The following Justice Initiative projects are underway in, or relevant to, Georgia:
Georgia: Policing
Regional: Freedom of Information Law Implementation, Legal Advice, Litigation and Monitoring Tool
Justice Initiative FOI implementation projects include legal advice and litigation in Bulgaria, Georgia, Romania and Peru. Litigation challenging government refusals to provide requested information has been a traditional tool of activists interested in making freedom of information laws work in countries that have them. The Justice Initiative is currently working with partners to provide legal advice and pursue litigation in Bulgaria, Georgia, Romania and Peru. The Justice Initiative has developed an “Access to Information Monitoring Tool” which permits evaluation of national FOI law implementation and comparative assessment between countries. This instrument is currently being tested in a pilot project encompassing Armenia, Bulgaria, Macedonia, Peru and South Africa.
Georgia: Rome Statute Ratified
On 5 September 2003, the Republic of Georgia formally committed itself to the Rome Statute of the International Criminal Court (ICC), by depositing its instrument of ratification with the United Nations Treaty Office. This followed ratification of the ICC on July 16 by the parliament of Georgia, with 146 parliamentarians voting in favor and none against. The Justice Initiative, in cooperation with the Open Society Georgia Foundation, supported the timely preparation of a comprehensive legislation package needed to ratify the statute, encouraging the important efforts of the Institute of International Law and the Young Lawyers Association, among others.
Georgia and the Southern Caucasus: Rome Statute progress in a difficult region
Following Georgia’s successful ratification of the Rome Statute, the Open Society Justice Initiative participated in the organization of a Workshop on the Ratification and Implementation of the Rome Statute of the ICC in the Southern Caucasus. On February 29 and March 1, 2004, in Tbilisi, the meeting gathered together experts, officials and key organizations from Armenia and Azerbaijan to discuss in depth the experience of Georgia, and to identify solutions to potential legal and political difficulties that may arise in Armenia and Azerbaijan. With informed and dedicated officials, academics and NGOs present in each country, it is hoped that Armenia and Azerbaijan will soon join Georgia in the ICC’s Assembly of States Parties.
Regional: Bringing the ICC to Countries of the Southern Caucasus
Report on a workshop on the ratification and implementation of the Rome Statute of the International Criminal Court in the Southern Caucasus, February 29-March 1, 2004. Organized by the Institute of European Law and International Law of Human Rights at the State University of the Republic of Georgia (Tbilisi) with support and assistance from the Open Society Justice Initiative, the Open Society Policy Center the Open Society Institute Assistance Foundation–Armenia and the Open Society Institute Assistance Foundation–Azerbaijan.

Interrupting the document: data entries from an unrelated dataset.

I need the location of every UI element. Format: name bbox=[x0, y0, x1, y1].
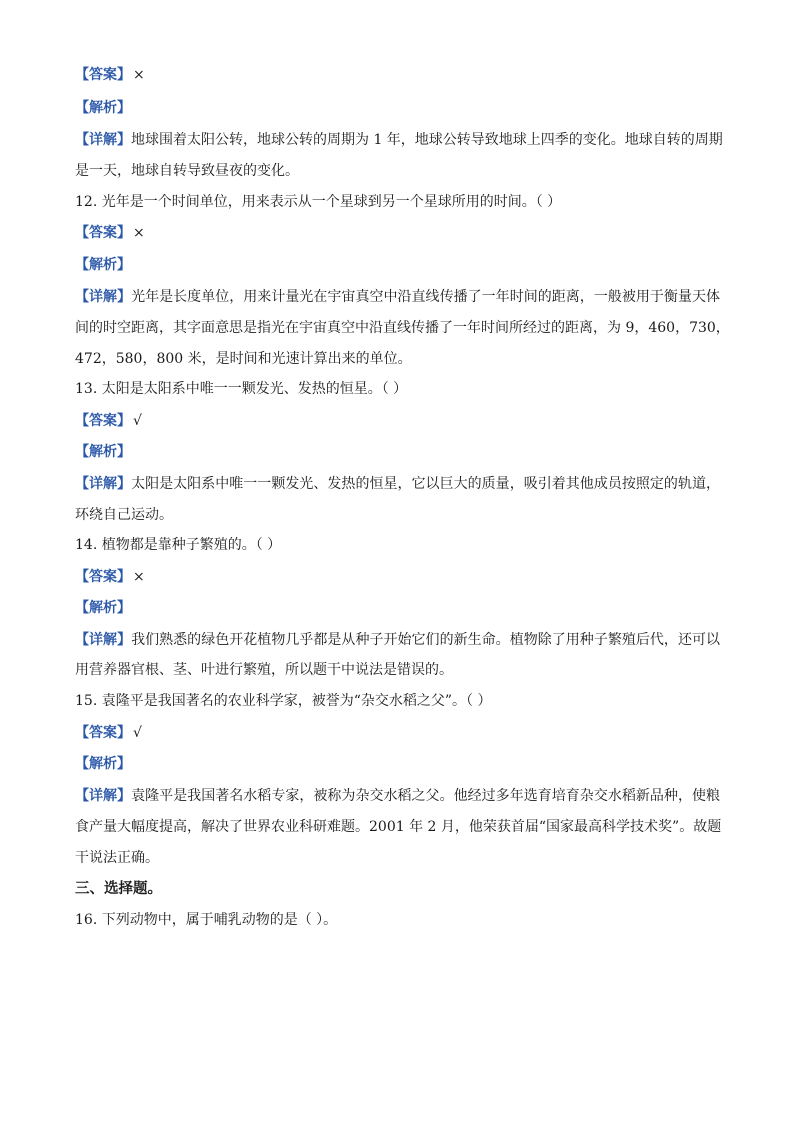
question-15: 15. 袁隆平是我国著名的农业科学家，被誉为“杂交水稻之父”。（ ） bbox=[75, 693, 492, 709]
question-16: 16. 下列动物中，属于哺乳动物的是（ ）。 bbox=[75, 912, 338, 928]
analysis-line bbox=[75, 98, 720, 118]
answer-label: 【答案】 bbox=[75, 225, 131, 241]
answer-line bbox=[75, 411, 720, 431]
answer-line bbox=[75, 65, 720, 85]
detail-line bbox=[75, 130, 723, 150]
answer-label: 【答案】 bbox=[75, 725, 131, 741]
answer-label: 【答案】 bbox=[75, 67, 131, 83]
detail-text: 光年是长度单位，用来计量光在宇宙真空中沿直线传播了一年时间的距离，一般被用于衡量天体 bbox=[131, 289, 721, 305]
analysis-label: 【解析】 bbox=[75, 100, 131, 116]
analysis-line bbox=[75, 255, 720, 275]
detail-text: 袁隆平是我国著名水稻专家，被称为杂交水稻之父。他经过多年选育培育杂交水稻新品种，使粮 bbox=[131, 788, 721, 804]
answer-line bbox=[75, 567, 720, 587]
analysis-line bbox=[75, 598, 720, 618]
analysis-line bbox=[75, 442, 720, 462]
detail-continuation: 间的时空距离，其字面意思是指光在宇宙真空中沿直线传播了一年时间所经过的距离，为 9，460，730， bbox=[75, 320, 730, 336]
answer-label: 【答案】 bbox=[75, 569, 131, 585]
analysis-label: 【解析】 bbox=[75, 600, 131, 616]
detail-continuation: 472，580，800 米，是时间和光速计算出来的单位。 bbox=[75, 351, 412, 367]
detail-text: 我们熟悉的绿色开花植物几乎都是从种子开始它们的新生命。植物除了用种子繁殖后代，还可以 bbox=[131, 632, 721, 648]
detail-text: 太阳是太阳系中唯一一颗发光、发热的恒星，它以巨大的质量，吸引着其他成员按照定的轨道， bbox=[131, 476, 721, 492]
detail-line bbox=[75, 474, 720, 494]
answer-line bbox=[75, 223, 720, 243]
detail-label: 【详解】 bbox=[75, 788, 132, 804]
detail-continuation: 环绕自己运动。 bbox=[75, 507, 173, 523]
detail-line bbox=[75, 786, 720, 806]
detail-continuation: 用营养器官根、茎、叶进行繁殖，所以题干中说法是错误的。 bbox=[75, 662, 453, 678]
question-12: 12. 光年是一个时间单位，用来表示从一个星球到另一个星球所用的时间。（ ） bbox=[75, 194, 562, 210]
section-heading: 三、选择题。 bbox=[75, 880, 162, 897]
analysis-line bbox=[75, 754, 720, 774]
detail-line bbox=[75, 630, 720, 650]
answer-line bbox=[75, 723, 720, 743]
question-14: 14. 植物都是靠种子繁殖的。（ ） bbox=[75, 537, 282, 553]
detail-continuation: 是一天，地球自转导致昼夜的变化。 bbox=[75, 163, 299, 179]
detail-continuation: 食产量大幅度提高，解决了世界农业科研难题。2001 年 2 月，他荣获首届“国家最高科学技术奖”。故题 bbox=[75, 819, 722, 835]
question-13: 13. 太阳是太阳系中唯一一颗发光、发热的恒星。（ ） bbox=[75, 381, 408, 397]
detail-label: 【详解】 bbox=[75, 132, 131, 148]
answer-mark: × bbox=[133, 67, 145, 83]
detail-label: 【详解】 bbox=[75, 476, 132, 492]
answer-mark: √ bbox=[133, 725, 142, 741]
answer-mark: √ bbox=[133, 413, 142, 429]
analysis-label: 【解析】 bbox=[75, 257, 131, 273]
answer-mark: × bbox=[133, 225, 145, 241]
detail-label: 【详解】 bbox=[75, 632, 132, 648]
answer-label: 【答案】 bbox=[75, 413, 131, 429]
analysis-label: 【解析】 bbox=[75, 756, 131, 772]
detail-text: 地球围着太阳公转，地球公转的周期为 1 年，地球公转导致地球上四季的变化。地球自转的周期 bbox=[131, 132, 723, 148]
detail-continuation: 干说法正确。 bbox=[75, 850, 159, 866]
analysis-label: 【解析】 bbox=[75, 444, 131, 460]
detail-label: 【详解】 bbox=[75, 289, 132, 305]
answer-mark: × bbox=[133, 569, 145, 585]
detail-line bbox=[75, 287, 720, 307]
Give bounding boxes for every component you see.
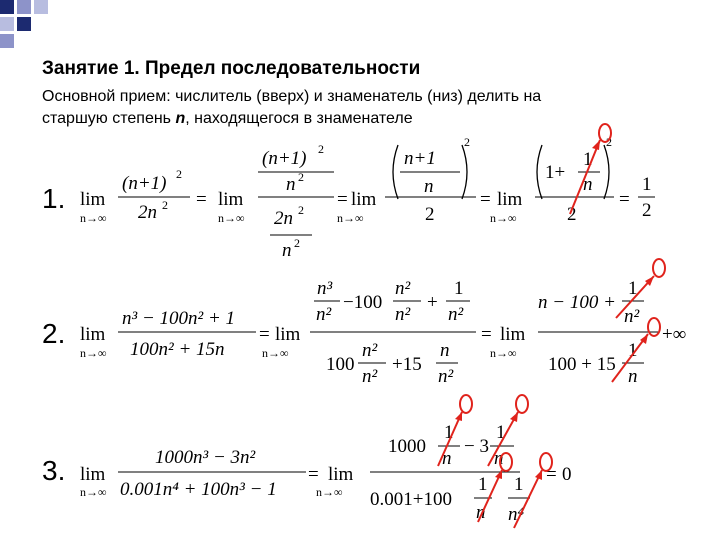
page-title: Занятие 1. Предел последовательности bbox=[42, 58, 421, 79]
eq3-f2-minus: − 3 bbox=[464, 436, 489, 457]
eq2-one: 1 bbox=[454, 278, 464, 299]
item-number-3: 3. bbox=[42, 455, 66, 486]
eq2-f3-den: 100 + 15 bbox=[548, 354, 616, 375]
eq1-f3-inner-den: n bbox=[424, 176, 434, 197]
svg-text:=: = bbox=[308, 464, 319, 485]
eq1-f2-den-num: 2n bbox=[274, 208, 293, 229]
eq1-sub-1: n→∞ bbox=[80, 211, 107, 225]
eq2-plus: + bbox=[427, 292, 438, 313]
svg-text:=: = bbox=[546, 464, 557, 485]
eq1-f2-num-den: n bbox=[286, 174, 296, 195]
subtitle-line-2a: старшую степень bbox=[42, 110, 176, 127]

Georgia: Anti-Corruption Development
Regional: Litigation Training and Support Program
The Justice Initiative continues to support training programs launched in 2001 for human rights lawyers from Armenia, Azerbaijan and Georgia in partnership with Interights and the Netherlands Helsinki Committee. The program consists of a series of five practical and interactive sessions, ranging between four and seven days in length, for carefully selected small groups of lawyers from each country of the south Caucasus. Twenty-one human rights lawyers from Georgia completed the program in April 2003. Identical programs will start in Armenia in the fall of 2003 and in Azerbaijan in 2004, with the support of Justice Initiative, the relevant Soros national foundations and the Dutch Government.
Abkhazia: Legal Clinic
Since early 2002, the Justice Initiative has been assisting an Abkhazian NGO, the “Civic Initiative and People of the Future” Foundation, to develop a clinical program at the law faculty of Sokhumi State University in Abkhazia—a breakaway region in Georgia. The objective is to provide basic legal services to poor residents of Abkhazia. The clinic aims to teach law students practical skills through clinical methodology, and to provide free legal services to the indigent. There will also be a Street Law component, bringing basic knowledge of rights to high school students.
Regional: Clinical Legal Education
Through careful allocation of resources the Justice Initiative will strive to capitalize on progress in countries where clinics have achieved rapid growth, while helping to promote clinical education in places where the idea has yet to take off. High quality clinics have emerged in Armenia, Hungary, Latvia, Macedonia, Moldova, Mongolia, Poland and Russia, and there have been promising developments in Albania, Azerbaijan, Bulgaria, Croatia, Kyrgyzstan, Lithuania and Romania.